SAG noted that its resolution, passed 68-0, represented “guidance” for its negotiating committee. Allen said the resolution reiterates what he’s been telling the majors.

“For some time, we have been telling the industry how important it is for all new-media productions under our contract to be done union and how important residuals for made-for new media programming are when programs are re-run on new media,” he said in a statement. “I am very pleased that our national board today unanimously confirmed these essential principles in support of our national negotiating committee.”

SAG has asserted repeatedly that it must get a better deal than the DGA, WGA and AFTRA in new media. The AMPTP’s noted that SAG has permitted non-union Internet production under its contract since 2001 and said it’s offered to extend SAG jurisdiction to original new-media production, including low-budget programs that employ a single “covered” actor.

The unanimous agreement by SAG’s national board came despite deep divisions between those repping Hollywood and the rest of the country, with a combative election campaign already under way for control of the board, currently held by the Membership First faction headed by president Alan Rosenberg.

Passage of the resolution gave both sides the opportunity to demonstrate their support for the negotiating committee — even though Membership First opponents have blasted Allen and Rosenberg, particularly on the issue of opposing AFTRA’s primetime deal.

SAG and the AMPTP last met in an off-the-record meeting on July 16. The lack of resolution of SAG’s contract has slowed down but not completely stopped major feature production. TV production has been largely unaffected.

The SAG board also learned Saturday that Peter Frank has resigned from his chief financial officer slot for personal reasons, with Allen saying that he’s leaving with the guild in “excellent” financial condition. Frank served as an interim national exec director in the year after the board fired Greg Hessinger and before Allen was installed into the slot in early 2007.

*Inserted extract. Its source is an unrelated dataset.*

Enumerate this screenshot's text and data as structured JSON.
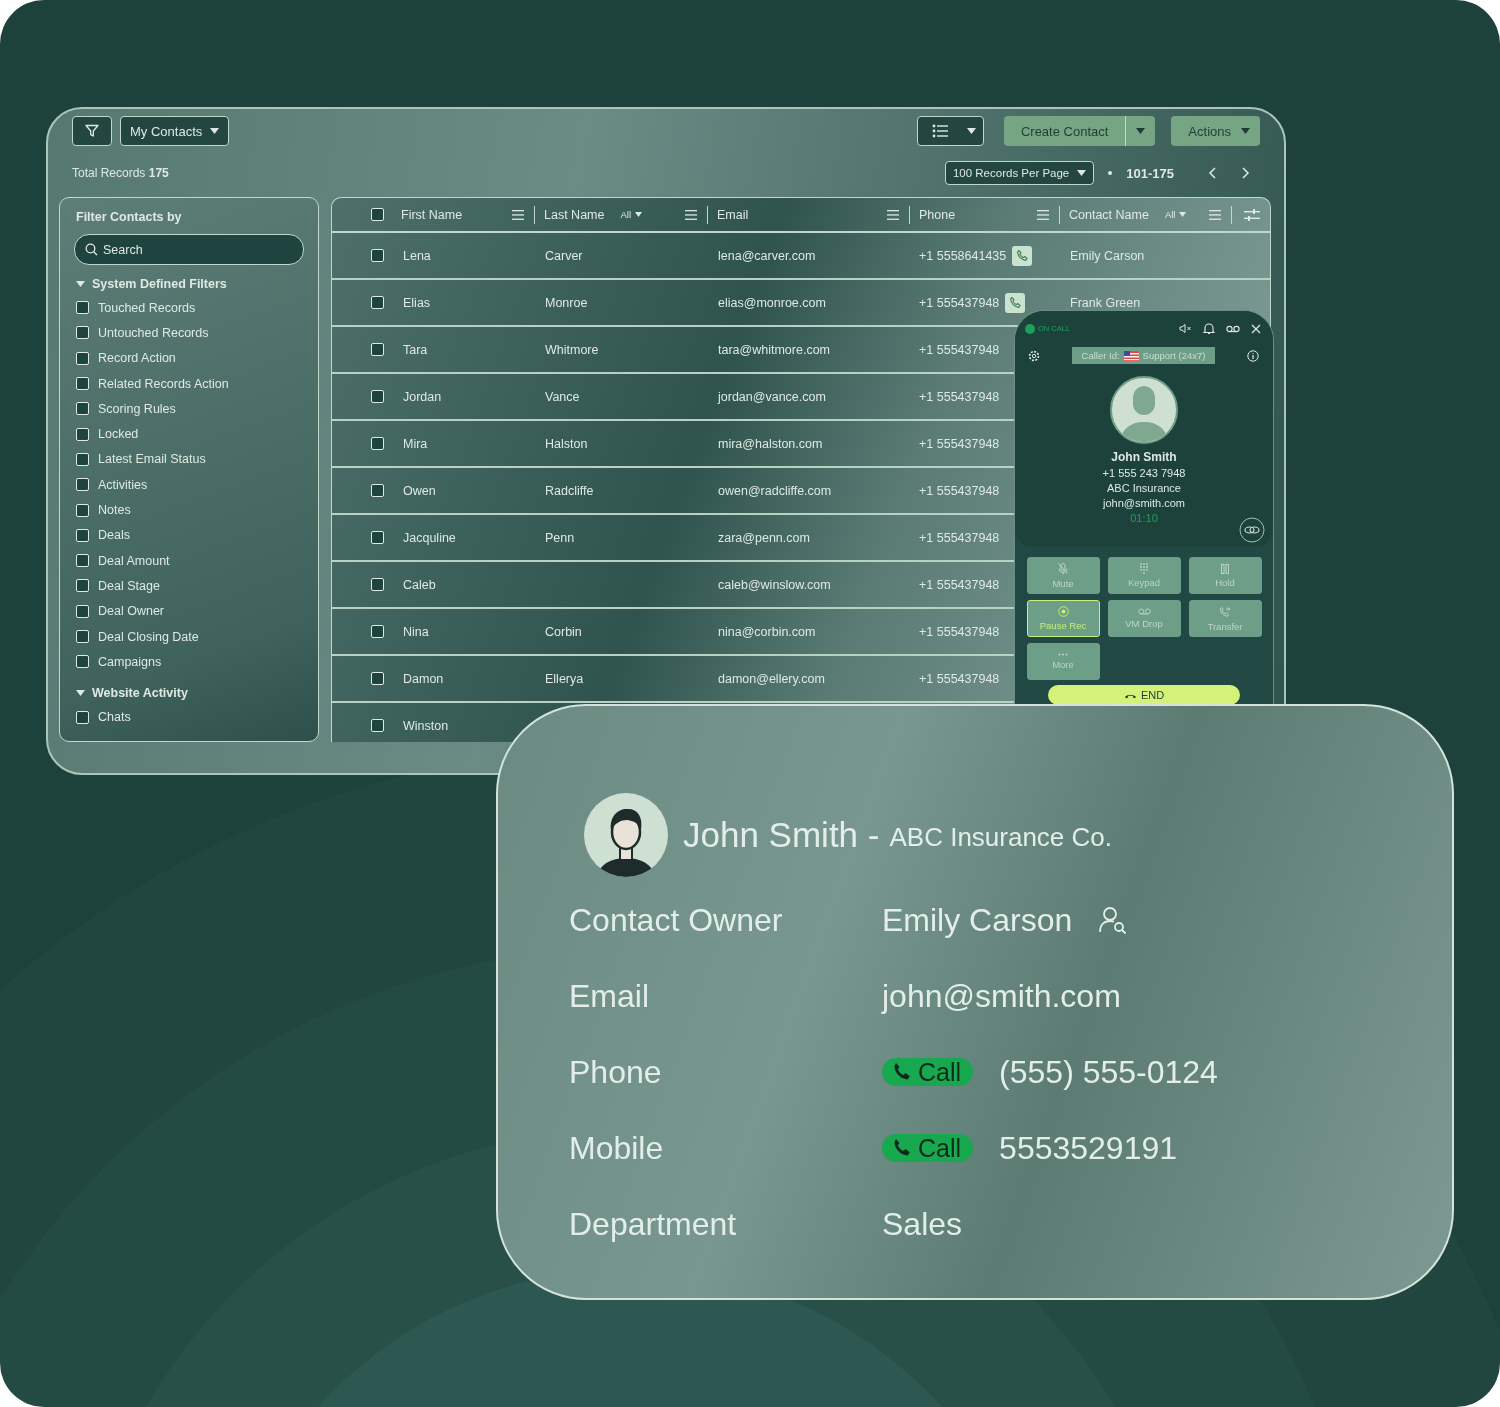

Membership First formally unveiled its slate of 33 candidates Friday. The list includes newcomers Keith Carradine, Scott Bakula, Alan Ruck and Joely Fisher and incumbents Joe Bologna, Lainie Kazan and JoBeth Williams.

Membership First’s control of SAG’s national board is facing a challenge from a newly formed group dubbed Unite for Strength, whose prominent members include Adam Arkin, Amy Brenneman, Doug Savant, Marcia Wallace and Kate Walsh. The Unite for Strength platform calls for pursuing a merger with AFTRA in an effort to strengthen actors’ overall bargaining position by ending the long-running hostilities between the two camps.

The SAG-AFTRA feud hit a new height this year in AFTRA’s decision to negotiate its primetime contract separately from SAG for the first time in 27 years, and in SAG’s decision to wage a vigorous campaign to encourage dual SAG-AFTRA members vote against the deal. AFTRA members ratified the deal with 62% support on July 8.

In its position statement Friday, Membership First reiterated its overarching goals to “unite all actors under the Screen Actors Guild banner, protect actors’ wages and working conditions in all areas, fight for residuals in all media platforms, protect the right of every dues paying member to vote on SAG issues and to secure complete jurisdiction in new media.”

Membership First holds a narrow majority on the board with about a third of the seats up for election, including 11 that rep Hollywood. Besides Bologna, Carradine, Fisher, Kazan and Williams, other notables on its slate include negotiating committee members Jane Austin and David Jolliffe and the last two winners of SAG’s Ralph Morgan service award, Yale Summers and Scott Wilson.

Unite for Strength slate organizers Ned Vaughn and Brenneman led an unsuccessful effort earlier this year to persuade the SAG board to institute “qualified voting” on contracts — meaning that actors would have to meet a work requirement to be allowed to vote on contract approvals and strike authorizations. Membership First is opposed to qualified voting.